While acknowledging the convenience of our sample, it is imperative to recognize the inherent limitations within our study. Firstly, the data collection method utilized dichotomous questions, allowing for a simple yes or no response, which may have inadvertently overlooked nuances in experiences of xerostomia, olfactory, and gustatory dysfunctions. This limitation could potentially undermine the comprehensiveness of our findings, as the complexity of these symptoms may not have been fully captured. Additionally, the timing of our survey, conducted shortly after COVID-19 diagnoses, introduces a temporal factor that could influence the accuracy of reported symptoms. The acute phase of the illness may have led to variations in symptom severity and perception, impacting the reliability of our data.
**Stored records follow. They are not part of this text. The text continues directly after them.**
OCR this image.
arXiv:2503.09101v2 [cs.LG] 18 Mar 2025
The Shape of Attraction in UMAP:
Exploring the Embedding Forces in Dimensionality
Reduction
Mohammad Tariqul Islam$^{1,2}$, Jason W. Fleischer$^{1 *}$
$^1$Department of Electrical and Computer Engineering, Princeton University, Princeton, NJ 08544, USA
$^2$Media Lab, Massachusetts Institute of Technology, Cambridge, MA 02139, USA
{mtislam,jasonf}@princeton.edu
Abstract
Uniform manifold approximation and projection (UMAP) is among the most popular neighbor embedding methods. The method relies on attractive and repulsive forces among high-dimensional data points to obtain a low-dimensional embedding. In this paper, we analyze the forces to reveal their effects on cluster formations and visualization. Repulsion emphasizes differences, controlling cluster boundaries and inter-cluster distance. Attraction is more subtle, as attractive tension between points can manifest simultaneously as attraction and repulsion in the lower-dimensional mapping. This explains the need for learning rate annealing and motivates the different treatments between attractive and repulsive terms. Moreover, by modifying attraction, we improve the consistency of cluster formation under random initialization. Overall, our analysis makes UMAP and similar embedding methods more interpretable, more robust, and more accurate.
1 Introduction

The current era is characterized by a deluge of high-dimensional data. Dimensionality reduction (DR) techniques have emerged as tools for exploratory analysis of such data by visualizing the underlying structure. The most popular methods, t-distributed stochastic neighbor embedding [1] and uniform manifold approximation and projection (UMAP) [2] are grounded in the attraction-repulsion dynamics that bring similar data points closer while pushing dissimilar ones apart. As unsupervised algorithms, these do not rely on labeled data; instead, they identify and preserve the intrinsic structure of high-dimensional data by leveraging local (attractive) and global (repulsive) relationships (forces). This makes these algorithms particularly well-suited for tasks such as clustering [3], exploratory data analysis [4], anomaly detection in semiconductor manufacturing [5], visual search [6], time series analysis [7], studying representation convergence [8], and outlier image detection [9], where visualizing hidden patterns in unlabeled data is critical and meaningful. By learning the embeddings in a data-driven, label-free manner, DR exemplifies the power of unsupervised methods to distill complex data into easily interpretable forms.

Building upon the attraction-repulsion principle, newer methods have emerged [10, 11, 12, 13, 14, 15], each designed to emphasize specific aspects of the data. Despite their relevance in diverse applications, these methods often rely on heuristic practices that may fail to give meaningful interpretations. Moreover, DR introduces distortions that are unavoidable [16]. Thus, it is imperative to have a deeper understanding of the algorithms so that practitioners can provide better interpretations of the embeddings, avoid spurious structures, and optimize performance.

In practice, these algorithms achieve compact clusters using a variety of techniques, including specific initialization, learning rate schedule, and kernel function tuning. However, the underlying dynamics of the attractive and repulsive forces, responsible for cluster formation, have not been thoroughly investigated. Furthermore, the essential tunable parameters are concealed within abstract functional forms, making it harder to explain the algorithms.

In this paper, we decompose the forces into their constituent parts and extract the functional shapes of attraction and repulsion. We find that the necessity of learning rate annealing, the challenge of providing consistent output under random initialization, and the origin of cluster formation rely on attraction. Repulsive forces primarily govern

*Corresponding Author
Moreover, the influence of medications used in the treatment of COVID-19 on oral health and xerostomia cannot be disregarded. Certain medications may have side effects that manifest as oral alterations or exacerbate pre-existing conditions, such as dry mouth. This aspect adds another layer of complexity to our findings, as it suggests a potential confounding variable that may not have been fully accounted for in our analysis. Furthermore, the scarcity of literature surrounding COVID-19, given its relatively recent emergence, contributes to the overarching limitations of our study. The lack of extensive prior research restricts our ability to contextualize and compare our findings, highlighting the need for further investigation into the oral manifestations of COVID-19 and their implications for clinical practice.

5. Conclusions

Our study highlights the diverse clinical manifestations and prognostic factors associated with COVID-19. Significant associations were found between severe COVID-19 cases and variables such as comorbidities, age, and infection-related complications. Unexpectedly, the presence of comorbidities was identified as a protective factor against death in logistic regression analysis, adding complexity to the understanding of disease outcomes. Additionally, respiratory levels were significantly associated with mortality, underlining the importance of respiratory status in predicting outcomes. A significant proportion of patients exhibited COVID-19-related manifestations, with oral lesions being the most common. These findings underscore the complexity of COVID-19 clinical presentations and the need for comprehensive management strategies to improve patient outcomes. Further research is warranted to elucidate underlying mechanisms and develop targeted interventions for effective management of COVID-19 complications.